Photo 1—Hull framing: The hull  was framed in sugar maple with the keel, stem and sternpost of Columbian Boxwood. The planking rabbett has been cut into the keel and sternpost, along with  the cutouts for the gudgeons, and the top of the sternpost has been hollowed out to accommodate the rudder plugstock. The  framing and deck have been faired and are  now ready for planking.

Photo 2—Overall view from the port side: Built to a scale where ¼ inch represents one foot, this model was Roger's first scratch built  model after an absence of seventeen years. All fittings were also scratch built, including stud-link anchor chain. The hull is planked in Columbian Boxwood, the deck is individually planked with Virginia Holly, the spars are Degame, also known as Lancewood and False Boxwood.
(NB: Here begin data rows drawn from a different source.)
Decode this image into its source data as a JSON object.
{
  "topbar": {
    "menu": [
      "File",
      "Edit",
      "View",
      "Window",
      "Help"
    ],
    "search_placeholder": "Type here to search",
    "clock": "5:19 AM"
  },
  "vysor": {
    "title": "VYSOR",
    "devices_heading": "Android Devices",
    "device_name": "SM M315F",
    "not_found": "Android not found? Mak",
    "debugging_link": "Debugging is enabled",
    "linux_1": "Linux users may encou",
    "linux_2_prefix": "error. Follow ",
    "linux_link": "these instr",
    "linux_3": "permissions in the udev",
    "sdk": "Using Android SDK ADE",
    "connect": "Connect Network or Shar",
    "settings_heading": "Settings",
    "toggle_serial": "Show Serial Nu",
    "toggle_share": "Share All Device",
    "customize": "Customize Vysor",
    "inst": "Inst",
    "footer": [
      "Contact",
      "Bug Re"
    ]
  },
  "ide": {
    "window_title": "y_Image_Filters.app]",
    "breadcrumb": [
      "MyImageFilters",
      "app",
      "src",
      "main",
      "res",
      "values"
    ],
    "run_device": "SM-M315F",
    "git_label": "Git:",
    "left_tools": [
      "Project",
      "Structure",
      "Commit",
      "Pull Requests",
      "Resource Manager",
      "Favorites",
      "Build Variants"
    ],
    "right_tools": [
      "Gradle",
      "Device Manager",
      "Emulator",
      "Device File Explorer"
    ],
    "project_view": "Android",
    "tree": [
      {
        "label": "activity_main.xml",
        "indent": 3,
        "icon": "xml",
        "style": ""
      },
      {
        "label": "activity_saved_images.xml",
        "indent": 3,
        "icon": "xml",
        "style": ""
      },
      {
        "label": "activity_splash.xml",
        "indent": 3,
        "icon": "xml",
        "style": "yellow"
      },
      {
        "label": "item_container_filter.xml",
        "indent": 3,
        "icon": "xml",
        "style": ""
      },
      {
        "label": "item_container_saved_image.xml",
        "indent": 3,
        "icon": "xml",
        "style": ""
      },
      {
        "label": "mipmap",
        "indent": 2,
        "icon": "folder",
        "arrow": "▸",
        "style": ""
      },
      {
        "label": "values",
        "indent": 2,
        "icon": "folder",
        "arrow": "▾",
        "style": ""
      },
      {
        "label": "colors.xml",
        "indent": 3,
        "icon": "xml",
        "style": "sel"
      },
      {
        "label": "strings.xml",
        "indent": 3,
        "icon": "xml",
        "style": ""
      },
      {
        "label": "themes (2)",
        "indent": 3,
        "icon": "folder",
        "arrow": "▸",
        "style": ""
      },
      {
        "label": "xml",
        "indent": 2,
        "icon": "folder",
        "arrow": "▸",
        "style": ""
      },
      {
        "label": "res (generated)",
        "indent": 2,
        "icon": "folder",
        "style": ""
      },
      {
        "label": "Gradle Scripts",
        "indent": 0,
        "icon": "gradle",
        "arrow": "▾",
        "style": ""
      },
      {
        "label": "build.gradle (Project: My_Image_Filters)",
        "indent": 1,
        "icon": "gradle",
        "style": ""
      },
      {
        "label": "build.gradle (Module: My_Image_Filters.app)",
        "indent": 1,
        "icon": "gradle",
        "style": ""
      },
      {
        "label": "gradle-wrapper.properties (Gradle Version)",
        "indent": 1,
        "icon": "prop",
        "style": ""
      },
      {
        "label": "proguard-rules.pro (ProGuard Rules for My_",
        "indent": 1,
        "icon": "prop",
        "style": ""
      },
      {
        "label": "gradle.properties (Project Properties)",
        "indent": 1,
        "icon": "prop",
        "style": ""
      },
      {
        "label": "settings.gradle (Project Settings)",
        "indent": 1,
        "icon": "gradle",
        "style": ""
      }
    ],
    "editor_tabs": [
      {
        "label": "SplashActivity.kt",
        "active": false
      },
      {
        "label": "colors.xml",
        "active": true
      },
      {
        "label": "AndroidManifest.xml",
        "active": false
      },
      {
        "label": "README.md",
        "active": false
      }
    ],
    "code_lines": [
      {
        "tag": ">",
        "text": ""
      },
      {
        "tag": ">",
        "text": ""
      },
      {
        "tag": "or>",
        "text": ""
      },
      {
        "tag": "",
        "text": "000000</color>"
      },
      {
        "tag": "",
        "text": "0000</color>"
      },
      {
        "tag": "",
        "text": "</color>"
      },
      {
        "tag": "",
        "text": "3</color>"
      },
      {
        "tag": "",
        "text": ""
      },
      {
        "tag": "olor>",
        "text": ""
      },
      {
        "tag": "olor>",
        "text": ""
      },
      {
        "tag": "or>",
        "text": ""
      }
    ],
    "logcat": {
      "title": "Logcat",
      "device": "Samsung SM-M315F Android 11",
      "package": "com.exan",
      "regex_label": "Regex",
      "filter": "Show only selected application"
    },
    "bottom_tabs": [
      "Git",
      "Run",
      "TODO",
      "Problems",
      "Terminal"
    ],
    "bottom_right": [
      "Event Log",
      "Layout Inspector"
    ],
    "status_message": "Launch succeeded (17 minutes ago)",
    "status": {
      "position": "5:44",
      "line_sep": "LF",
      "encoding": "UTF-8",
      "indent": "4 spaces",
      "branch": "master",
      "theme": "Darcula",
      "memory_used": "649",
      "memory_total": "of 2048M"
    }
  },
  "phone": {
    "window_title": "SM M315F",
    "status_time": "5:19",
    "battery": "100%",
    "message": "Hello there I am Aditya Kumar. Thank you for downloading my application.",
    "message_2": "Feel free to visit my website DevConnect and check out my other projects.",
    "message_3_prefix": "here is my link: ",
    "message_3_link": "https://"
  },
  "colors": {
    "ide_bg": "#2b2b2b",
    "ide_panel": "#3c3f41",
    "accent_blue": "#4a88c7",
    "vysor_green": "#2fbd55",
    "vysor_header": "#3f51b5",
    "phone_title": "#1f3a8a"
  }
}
Planking has been left off to reveal the hull framing; part of this cutout can be seen behind the seine boat in photo 3. Latham was the subject of an eight-part series of articles in Seaways Journal of Maritime History.

Benjamin W. Latham was awarded the Bronze Medal in the Scratch built Category in the 1980 International Ship Model Competition held at The Mariners' Museum in  Newport News, Virginia.

Photo 3—Showing the deck and Seine boat detail: The planking thickness and framing can be seen in this view. The dory is stowed on deck, while the seine boat is shown secured to the boat boom. The deck is laid in individual holly planks which, in this case, were not dowelled. On-deck detail includes the dip net used to lift mackerel from the seine boat to the deck of the schooner, and the barrels set up ready to clean the fish before they were packed  ready for market. Including such detail in a Boxwood model is not traditional but is an important part of telling the story of the vessel.

Photo 4—Seen from the starboard side: Benjamin W. Latham was a small mackerel seining schooner built in 1902. Designed for Captain Henry Langworthy of Noank, Connecticut by Thomas McManus of Boston; she was built in the yard of Tarr and James in Essex, Massachusetts. Small, she measured 72 tons gross. This view reveals her lines to advantage along with the fact that her hull planking is trunnel or dowel fastened.